All of John's work reflected his embrace of the role of "public academic," i.e., a commitment to the idea that professors have obligations not only to do research, but also to ensure the results of that research are shared with and returned to the broader community. John retired from SFU in 2015 and was awarded the honorific title of Professor Emeritus in recognition of his many career achievements.

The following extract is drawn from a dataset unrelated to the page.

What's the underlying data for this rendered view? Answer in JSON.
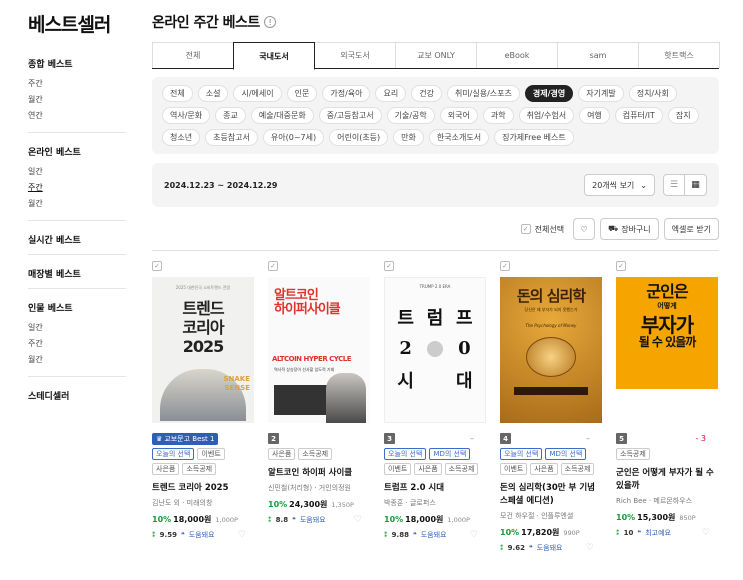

Like many Brits, John was an avid birder, and it was at Maplewood Flats in North Vancouver - operated by the Wild Bird Trust of British Columbia -- that John took an interest in wildlife photography. His interest in photographing birds soon broadened into other species, particularly bears. In 2015 he and Laura moved permanently to Campbell River, BC, where he focused his photography on the marine mammals and birds of the Salish Sea. A recipient of numerous awards for his photography, he recently signed a contract to have a book of his pictures published along with a narrative about the ecological recovery of the Salish Sea. The book will be published posthumously by Rocky Mountain Books in spring, 2023.
Beyond his productive and rewarding career, John also always had time for his relationships with partner Laura Fraser and friends, the latter of whom were often guests at their post-retirement home. Despite his health struggles, John loved his life in Campbell River - going out on his boat with Laura or other friends, being on the water, enjoying the environment, spending time with neighbours, contributing to local knowledge about whale populations and migration, and of course cheering on his favourite Tottenham Spurs. He is survived by his long time partner, Laura Fraser, brother Mike (in England), feline friend Willow, and many former colleagues, students and friends, all of whom will miss him terribly.